Densho Digital Archive
Manzanar National Historic Site Collection
Title: George H. Morishita Interview
Narrator: George H. Morishita
Interviewer: Kristen Luetkemeier
Location: Las Vegas, Nevada
Date: August 6, 2013
Densho ID: denshovh-mgeorge_5-01-0007

<Begin Segment 7>

KL: Tell us about that neighborhood that you grew up. You mentioned your mom was a barber and she had Mexican customers. What neighborhood in L.A. did you grow up in?

GM: Well, they call that flats. When I was a kid, it was Tortilla Flats, and a little before me it was Russian Flats. It was real interesting. My daughter lives in San Francisco, and her boyfriend, well, they're just like husband and wife, but his great grandfather homesteaded a county north, the Napa, Sonoma area, and he had about three thousand acres and all that. I think the family still has it. And the first time I went there after my first wife died, Thanksgiving I went up there, and one of my Pa's uncle through marriage grew up in L.A., Boyle Heights. And when I came there, he says, "Hey, George," and he was a lot older than me, he's in his nineties now. He said, "Maya tells me that you were from East Boyle Heights." I said, "Well, no, actually, I was born down in Flats," and he got all excited. He said, "My god, I haven't heard that since I lived there. That was a rough Russian neighborhood." I said, "Yeah, there was about ten, fifteen percent Russians when I was growing up there, but it was Mexicans." And then when me and my wife moved to Tucson in '68, we had met this couple, my younger sister-in-law's first boss, who was an engineer for Southern Cal Edison, Mr. Lummis. I don't know if you've ever driven the Pasadena freeway, or what they call the Pasadena...

KL: I don't know either, that's kind of sad. I'm always just following my GPS when I'm down there.

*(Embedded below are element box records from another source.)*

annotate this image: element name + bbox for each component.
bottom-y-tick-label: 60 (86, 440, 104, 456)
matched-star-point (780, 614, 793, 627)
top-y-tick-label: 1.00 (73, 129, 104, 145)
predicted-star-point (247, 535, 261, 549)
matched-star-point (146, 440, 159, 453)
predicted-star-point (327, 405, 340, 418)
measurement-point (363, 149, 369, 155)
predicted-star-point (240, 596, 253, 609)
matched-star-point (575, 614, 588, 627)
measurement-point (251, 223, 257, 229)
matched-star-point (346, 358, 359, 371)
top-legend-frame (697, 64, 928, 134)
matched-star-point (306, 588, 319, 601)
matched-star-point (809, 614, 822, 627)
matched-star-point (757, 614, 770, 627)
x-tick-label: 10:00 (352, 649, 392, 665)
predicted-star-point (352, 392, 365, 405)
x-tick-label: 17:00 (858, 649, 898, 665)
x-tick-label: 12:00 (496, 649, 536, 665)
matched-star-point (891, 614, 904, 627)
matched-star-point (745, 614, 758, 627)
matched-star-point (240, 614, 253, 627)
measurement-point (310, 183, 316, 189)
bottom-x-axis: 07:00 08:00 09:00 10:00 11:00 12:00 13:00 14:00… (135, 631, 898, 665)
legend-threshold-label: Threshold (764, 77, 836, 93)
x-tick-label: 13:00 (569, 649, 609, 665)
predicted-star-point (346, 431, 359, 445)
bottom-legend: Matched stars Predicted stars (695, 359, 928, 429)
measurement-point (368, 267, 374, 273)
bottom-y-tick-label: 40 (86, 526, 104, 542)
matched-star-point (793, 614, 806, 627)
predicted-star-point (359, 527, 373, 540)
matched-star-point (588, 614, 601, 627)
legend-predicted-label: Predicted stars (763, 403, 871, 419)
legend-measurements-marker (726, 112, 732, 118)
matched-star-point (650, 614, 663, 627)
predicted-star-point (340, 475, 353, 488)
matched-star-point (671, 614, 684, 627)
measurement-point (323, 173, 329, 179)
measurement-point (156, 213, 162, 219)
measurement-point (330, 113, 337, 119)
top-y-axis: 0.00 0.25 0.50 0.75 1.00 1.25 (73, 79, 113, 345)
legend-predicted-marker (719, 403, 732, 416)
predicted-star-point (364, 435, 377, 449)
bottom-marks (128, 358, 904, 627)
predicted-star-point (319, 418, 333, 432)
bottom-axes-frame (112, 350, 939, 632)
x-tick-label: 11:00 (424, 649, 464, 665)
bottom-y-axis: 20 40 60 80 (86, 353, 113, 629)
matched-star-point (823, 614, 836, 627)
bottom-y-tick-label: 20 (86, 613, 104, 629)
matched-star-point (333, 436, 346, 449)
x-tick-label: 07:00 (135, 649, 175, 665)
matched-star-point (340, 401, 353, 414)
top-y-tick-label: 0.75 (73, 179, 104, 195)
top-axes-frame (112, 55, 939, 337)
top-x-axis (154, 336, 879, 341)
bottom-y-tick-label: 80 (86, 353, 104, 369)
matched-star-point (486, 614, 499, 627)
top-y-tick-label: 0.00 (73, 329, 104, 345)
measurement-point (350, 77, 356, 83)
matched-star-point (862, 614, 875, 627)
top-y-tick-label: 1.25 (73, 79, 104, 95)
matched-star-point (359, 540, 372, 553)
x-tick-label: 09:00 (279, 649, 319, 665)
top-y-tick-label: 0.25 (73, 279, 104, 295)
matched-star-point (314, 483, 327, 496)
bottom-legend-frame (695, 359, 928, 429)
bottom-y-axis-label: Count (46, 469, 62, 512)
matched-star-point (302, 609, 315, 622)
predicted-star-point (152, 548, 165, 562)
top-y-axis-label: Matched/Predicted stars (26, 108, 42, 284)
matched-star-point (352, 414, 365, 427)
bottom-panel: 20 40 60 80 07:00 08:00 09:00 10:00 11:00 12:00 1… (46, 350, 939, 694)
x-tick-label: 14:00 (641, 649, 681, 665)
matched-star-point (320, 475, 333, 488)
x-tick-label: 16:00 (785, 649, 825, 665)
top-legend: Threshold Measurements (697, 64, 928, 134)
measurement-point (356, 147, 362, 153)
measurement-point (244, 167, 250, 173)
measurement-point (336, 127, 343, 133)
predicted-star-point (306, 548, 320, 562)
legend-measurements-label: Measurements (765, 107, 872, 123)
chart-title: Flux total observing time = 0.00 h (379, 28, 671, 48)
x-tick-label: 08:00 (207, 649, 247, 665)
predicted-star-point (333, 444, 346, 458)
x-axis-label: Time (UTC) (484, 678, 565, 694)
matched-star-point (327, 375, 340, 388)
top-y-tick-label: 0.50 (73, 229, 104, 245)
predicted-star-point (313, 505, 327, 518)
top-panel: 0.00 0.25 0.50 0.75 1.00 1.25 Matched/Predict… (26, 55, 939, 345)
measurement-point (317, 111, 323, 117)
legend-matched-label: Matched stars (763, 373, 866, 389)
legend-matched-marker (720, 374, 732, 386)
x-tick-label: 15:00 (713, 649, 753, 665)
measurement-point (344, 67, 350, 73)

GM: One of these, before I stop off, there's a historical site, historical house, Lummis House, and that's this Mr. Lummis's family. But anyway, they came to Tucson because he had ties in Tucson, too. And then called me and my wife and kids down to the hotel and went out to eat. And one day we're talking and Mr. Lummis says, "I was born near Fifth and Central." I said, "Good god." And he goes, "Hey, George, that was a nice neighborhood then," because he was forty years older than me. Then his wife tells me, "I was born on Utah off of First." I said, "No, no, there's no way you could have been born there." She went, "Well, why not?" I said, "I was born on First off of Utah. There was no white people there." "Well, we moved out when the foreigners started coming in." I said, "Oh, you mean the Mexicans?" And she said, "Mexicans? There were no Mexicans." I go, "Eastern Europeans like Russians? They used to wear those peasant clothes and all that?" She goes, "Yeah, they were from Eastern Europe," it had changed that much. By the '30s it was mostly Mexicans.

KL: Did people mix very much socially?

GM: I don't recall that. But I don't recall any trouble, because I know, I hear this even to this day sometimes, Roosevelt High School, that's where I graduated from. Back then there was... when I went there, there were still a lot of Caucasians or Jewish people, Russian people, and then mostly Mexicans. And then there were some Asians, Japanese and probably Chinese, and then blacks. But everybody that I talked to that went there, they say, "That was a great school." There was never any racial kind of problem stuff like that there.

KL: You know, there's a teacher at Roosevelt High School now who brings a group of students every year to Manzanar. So I'm, that's another thing I'm excited about, having this recorded actually, because they, those students, they met a former student from Roosevelt who had also been at Manzanar, and it was like they had seen Michael Jackson or something, they were just in awe. What was your elementary school's name?

GM: Utah grade school. Yeah, it's still there, I think. In fact, in recent years I took a drive through, I said, "Oh, it had nice housing around there."